= Reasonableness =

Legal concept

The concept of reasonableness has two related meanings in law and political theory:

1. As a legal norm, it is used "for the assessment of such matters as actions, decisions, and persons, rules and institutions, [and] also arguments and judgments."
2. As a regulative idea, it "requires... that all factors that might be relevant in answering a practical question be considered and... that they be assembled in a correct relation to each other in order to justify [a judgement]."

Reasonableness should not be conflated with rationality.

== Political theory ==
Reasonableness has been discussed by political thinkers such as John Rawls (in his 1993 Political Liberalism), T. M. Scanlon, Brian Barry and Georg Henrik von Wright.

== Law ==
The notion of "reasonableness" is omnipresent in European law, and has also affected "international treaties and general customs". Examples of its use can be found in canon and medieval law, suggesting roots going back to Ancient Rome.

=== Standards and doctrines ===
Standards and doctrines requiring reasonableness include:

- Reasonability
- Reasonable accommodation
- Reasonable act
- Reasonable appearance of danger
- Reasonable care
- Reasonable cause or reasonable and probable cause
- Reasonable and competent support
- Reasonable creature
- Reasonable danger
- Reasonable diligence
- Reasonable doubt
- Reasonable expectation (Legitimate expectation is sometimes called reasonable expectation.)
- Reasonable facilities
- Reasonable fitness
- Reasonable mind
- Reasonable and non-discriminatory licensing
- Reasonable person (or reasonable man)
- Reasonable person model
- Reasonable portion
- Reasonable possibility
- Reasonably practicable
- Reasonable and probable damage
- Reasonable and probable grounds
- Reasonable provocation
- Reasonable prudence
- Reasonable question
- Reasonable rates
- Reasonable regulation
- Reasonable right of way
- Reasonable skill
- Reasonable suspicion
- Reasonable time
- Reasonable use
- Reasonable wear and tear excepted
- Subjective and objective standard of reasonableness

=== Constitutional and administrative law ===
In constitutional and administrative law, reasonableness is a lens through which courts examine the constitutionality or lawfulness of legislation and regulation.
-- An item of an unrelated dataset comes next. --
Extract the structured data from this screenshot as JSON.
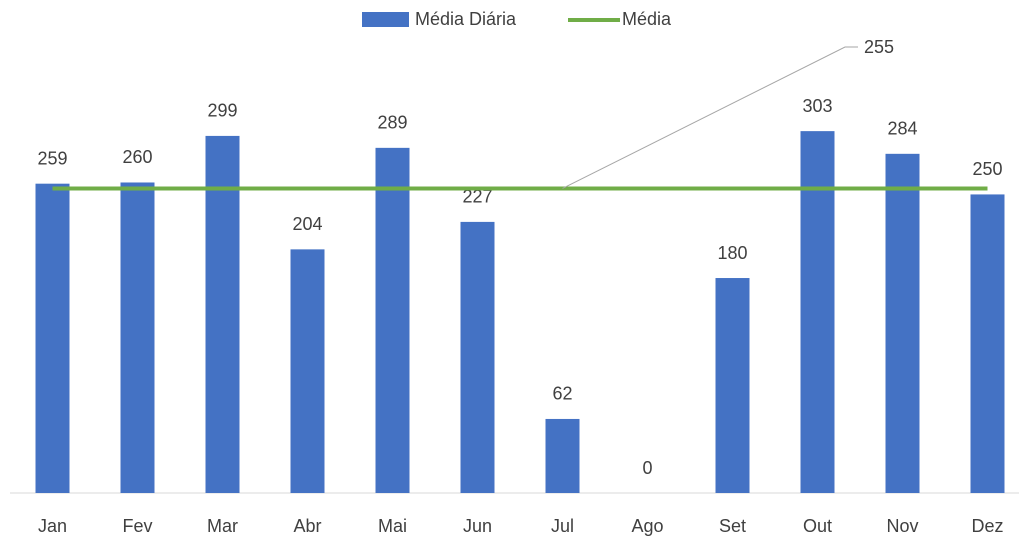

According to Paul Craig, it is "concerned with review of the weight and balance accorded by the primary decision-maker to factors that have been or can be deemed relevant in pursuit of a prima facie allowable purpose".

==== Common law ====
Examples of reasonableness standards in common law jurisdictions include:

- Reasonableness simpliciter and patent unreasonableness (repealed in 2008) in Canadian law
- Wednesbury unreasonableness in English law
- Wednesbury unreasonableness in Singaporean law

==== Mixed jurisdictions ====
- Reasonableness cause in Israeli law (עילת הסבירות)
- Reasonableness in South African administrative law

===Reasonability===

Reasonability is a legal term. The scale of reasonability represents a quintessential element of modern judicial systems and is particularly important in the context of international disputes and conflicts of laws issues. The concept is founded on the notion that all parties should be held to a reasonable standard of conduct and has become embedded in a number of international conventions such as the UNIDROIT principles and the CISG.

The concept of reasonability is applicable to Roman law.